Несмотря на нужду Серж, в прекрасной бедности, в роскошной нищете, сохранял достоинство и оптимизм, веселье и силу духа, неистребимое стремление к творчеству. Безработному, безденежному Параджанову помогали кто как мог. Андрей Тарковский подарил золотое кольцо. Федерико Феллини прислал три своих подписанных рисунка, дубленку и часы Муссолини (из осторожности все в доме вполголоса говорили: часы диктатора). Маленькие часики, простенькие и затертые, на узеньком ремешке, вроде стареньких дамских. Вида никакого. Как сейчас говорят, совершено «беспонтовые». «Как я объясню, кому продам, кто поверит, что от Муссолини?» — сокрушался Серж. Дубленка, предмет роскоши в те времена, досталась сыну Сурену, часы и рисунки были проданы. А через Тонино Гуэрро Параджанов просил передать благодарность Феллини и прислать еще штук тридцать листов чистой бумаги с подписью: «Рисунки на них уж как-нибудь сам нарисую».

С дубленкой был такой анекдот. В доме у него сидит местный крутой авторитет Джемал, богатый человек и хороший приятель Параджанова, владелец особняка в городе (это в те-то советские времена!). Как подлинный грузин, широкий, хлебосольный и отзывчивый человек. Джемал всегда говорил мне при встрече: «Почему ты остановился в гостинице, а не у меня?» Я отвечал: «Прости, Джемал, не могу ночевать в музее, обстановка давит — картины и иконы со всех сторон со стен смотрят». Начал Серж издалека: «Были тут москвичи, удивлялись, мол, откуда у грузин такое стремление к показной роскоши, отсутствие меры во всем, ковры, картины, вазы, антиквариат, провинциальное мещанство так и прет из всех углов напоказ». И так пару раз по кругу. Наконец Джемал не выдерживает, молча поднимается и выходит. Доходит до середины двора. Серж кричит сверху с террасы: «Джемали, вернись, я больше не буду плохо говорить о грузинах». Джемал, не оборачиваясь, уходит. На мой недоуменный взгляд Серж отвечает с обидой, почти по-детски: «Сильнее он меня обидеть не мог, сказал, что дубленка — синтетическая». Звучит как анекдот. И тем не менее Параджанов не был ни провинциалом, ни обывателем, ни стяжателем, хотя вырос в мещанской, торговой среде. Вся его жизнь, человека богемы, артиста, гуляки, была борьбой с мещанским укладом. Вещизм был ему абсолютно чужд. Красота в нем побеждала все. Он любил красивых людей, вглядывался в лица, — отсюда у него состояние постоянной влюбленности, почти опьянение красотой, дающее ему творческую энергию. И если его восхищали красивые вещи, богатые дома, изыск женских нарядов, то это было лишь восхищение красотой.
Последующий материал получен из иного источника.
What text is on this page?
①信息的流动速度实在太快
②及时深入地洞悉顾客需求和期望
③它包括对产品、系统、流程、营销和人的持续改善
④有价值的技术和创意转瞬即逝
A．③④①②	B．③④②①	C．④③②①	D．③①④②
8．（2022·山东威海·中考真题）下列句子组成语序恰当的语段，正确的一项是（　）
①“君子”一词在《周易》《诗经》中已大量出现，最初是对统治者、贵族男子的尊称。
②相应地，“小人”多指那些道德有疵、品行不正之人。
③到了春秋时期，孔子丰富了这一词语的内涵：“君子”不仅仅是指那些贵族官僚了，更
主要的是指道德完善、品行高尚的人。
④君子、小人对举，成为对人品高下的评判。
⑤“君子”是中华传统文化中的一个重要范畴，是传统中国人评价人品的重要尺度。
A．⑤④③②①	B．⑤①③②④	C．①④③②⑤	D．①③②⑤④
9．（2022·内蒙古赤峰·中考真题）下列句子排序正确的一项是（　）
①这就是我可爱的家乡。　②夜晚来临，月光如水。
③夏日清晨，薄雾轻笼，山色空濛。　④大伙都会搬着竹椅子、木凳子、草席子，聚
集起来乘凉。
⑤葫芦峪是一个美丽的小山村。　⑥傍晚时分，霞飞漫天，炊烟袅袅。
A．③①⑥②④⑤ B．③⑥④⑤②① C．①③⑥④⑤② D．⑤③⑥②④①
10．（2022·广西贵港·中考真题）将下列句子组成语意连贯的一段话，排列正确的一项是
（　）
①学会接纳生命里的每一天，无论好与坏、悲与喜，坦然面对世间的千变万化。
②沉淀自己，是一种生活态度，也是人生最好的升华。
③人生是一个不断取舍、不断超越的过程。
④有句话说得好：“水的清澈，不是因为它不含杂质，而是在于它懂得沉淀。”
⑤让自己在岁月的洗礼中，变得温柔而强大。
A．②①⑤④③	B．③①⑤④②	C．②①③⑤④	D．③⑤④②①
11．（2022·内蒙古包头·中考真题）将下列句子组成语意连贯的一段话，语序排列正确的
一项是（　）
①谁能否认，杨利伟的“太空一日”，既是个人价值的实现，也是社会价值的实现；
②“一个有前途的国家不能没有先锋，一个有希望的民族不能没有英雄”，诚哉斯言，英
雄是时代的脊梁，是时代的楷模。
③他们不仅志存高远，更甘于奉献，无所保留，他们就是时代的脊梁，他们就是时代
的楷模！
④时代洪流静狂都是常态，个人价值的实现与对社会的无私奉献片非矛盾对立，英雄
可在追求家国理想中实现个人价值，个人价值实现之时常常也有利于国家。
Порой он относился к этому с легкой иронией. Он сам при мне как-то набросал одной даме эскиз платья, сказав: «Когда ты, наконец, вырастешь из джинсов?» (В те времена джинсы были предметом роскоши.) Серж умел балансировать на грани кича. Но он, повторяю, не испытывал к вещам привязанности, не делал из них фетиша и постоянно раздаривал. Когда кто-то рассказал с восторгом о необыкновенном коллекционере-женщине, забившей дом дорогим хламом и всякими ценностями без системы и разбора и сидящей на них, как скупой рыцарь, Серж заметил: «Такое коллекционирование — лишь форма стяжательства».

Параджанов знал толк в ценных вещах. В те времена я жил вне устроенного быта, в постоянных переездах, к вещам был довольно равнодушен. «Как ты не понимаешь», — горячился Сергей Иосифович, крутя в руках передо мной чашку: «Это Веджвуд» (через «э» оборотное), — через паузу «из дома Манташевых». По-русски он говорил правильно, без акцента. Не употреблял в разговоре ни фени, ни мата, ни для связки слов, ни для выражения эмоций. Годы, проведенные в заключении, никак не отразились на его лексике. «Я не Маугли, чтобы учить язык джунглей».

Однажды под столом в комнате я наступил ногой на что-то твердое. Нагнулся, поднял с ковра ограненные камни, один рубин и два желто-прозрачных, подал ему. Он тут же подарил их мне. Я, в них ничего не понимая, взял для жены, но они у меня пропали, «выдурила» знакомая, якобы для оформления в серебро.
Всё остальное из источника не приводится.